Come sei finito all’ultimo piano di un grattacielo di una città del 2019? Eri stato anche imprigionato in un manicomio. Dicono che quel poco di successo che hai avuto (170 film, molti inguardabili, condannato a un ruolo di psicopatico) non ti aveva cambiato: vivevi in un caravan per non fermarti mai, per essere un uomo di strada ai confini dell’universo. Credo che solo tu avresti potuto scrivere: ‘I’ve seen things you people wouldn’t believe,/attack ships on fire off the shoulder of Orion,/I watched c-beams glitter in the dark near the Tannhäuser Gate./All those moments will be lost in time,/like tears in rain./Time to die.’. Lo so devo tradurlo, oramai noi abbiamo nella testa solo le parole in italiano: ‘Io ne ho viste cose che voi umani non potreste immaginarvi:/navi da combattimento in fiamme al largo dei bastioni di Orione,/e ho visto i raggi B balenare nel buio vicino alle porte di Tannhäuser./E tutti quei momenti andranno perduti nel tempo,/come lacrime nella pioggia./È tempo di morire.’ Il futuro diventa passato, raggiunge i nostri giorni, parole che sfiorano l’eternità come una divina commedia del nostro secolo.

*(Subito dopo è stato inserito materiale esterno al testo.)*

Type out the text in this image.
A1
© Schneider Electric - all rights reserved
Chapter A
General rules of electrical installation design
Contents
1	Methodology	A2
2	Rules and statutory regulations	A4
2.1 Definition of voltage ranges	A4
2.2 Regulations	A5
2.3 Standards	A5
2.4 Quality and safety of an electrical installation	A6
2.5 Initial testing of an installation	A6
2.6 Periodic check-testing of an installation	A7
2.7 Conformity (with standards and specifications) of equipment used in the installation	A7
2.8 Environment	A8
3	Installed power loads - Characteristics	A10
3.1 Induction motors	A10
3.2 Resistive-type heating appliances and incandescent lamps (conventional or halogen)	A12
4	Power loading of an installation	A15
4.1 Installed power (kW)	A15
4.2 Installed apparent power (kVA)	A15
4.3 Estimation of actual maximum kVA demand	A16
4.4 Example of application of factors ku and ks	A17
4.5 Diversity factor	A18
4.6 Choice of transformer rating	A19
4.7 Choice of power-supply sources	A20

Parole che Marco Lollobrigida, telecronista Rai, usò per raccontare un’epica medaglia di bronzo (nemmeno d’oro) del nostro equipaggio del ‘quattro senza’ in una finale olimpica di canottaggio. Parole che noi usiamo ogni volta che ci troviamo di fronte a ciò che ci sorprende, quando vogliamo raccontare la nostra ultima terrena avventura.

Raccontano che hai scritto tu, Rutger, queste parole. E nessuno di noi si è mai chiesto cosa diavolo fossero i ‘raggi B’, non siamo andati a cercare dove fosse questo Tannahäuser, abbiamo davvero visto i bastioni di Orione, ci siamo commossi, ripetendo sempre, a fior di labbra, le sue parole nelle quindici volte che abbiamo rivisto questo film (io questa estate, nei giorni nei quali morivi, sulla terrazza di una città antica e luminosa). Provateci anche adesso, a voce alta: ’E tutti questi momenti andranno perduti nel tempo/come lacrime nella pioggia’. E’ lì che la colomba vola, il destino si è spezzato, il destino rinasce. La mortalità immortale. Anche Rachel morirà. Rick no, trent’anni dopo quel 2019 è ancora vivo. E scoprirà di avere una figlia che vive in una cupola bianchissima. Ma questo accadrà nel 2049: e lassù francamente non arrivo, il cinema inganna, come i poeti, credi di essere arrivato, di avercela fatta, ma l’airone grigio che hai seguito, come fece Win, fa sempre un balzo più in là, lungo la sponda del fiume. E tu sai che non potrai seguirlo ovunque voli. Ma forse libererai una colomba e Rick ti guarderà con occhi umidi di pioggia e futuro.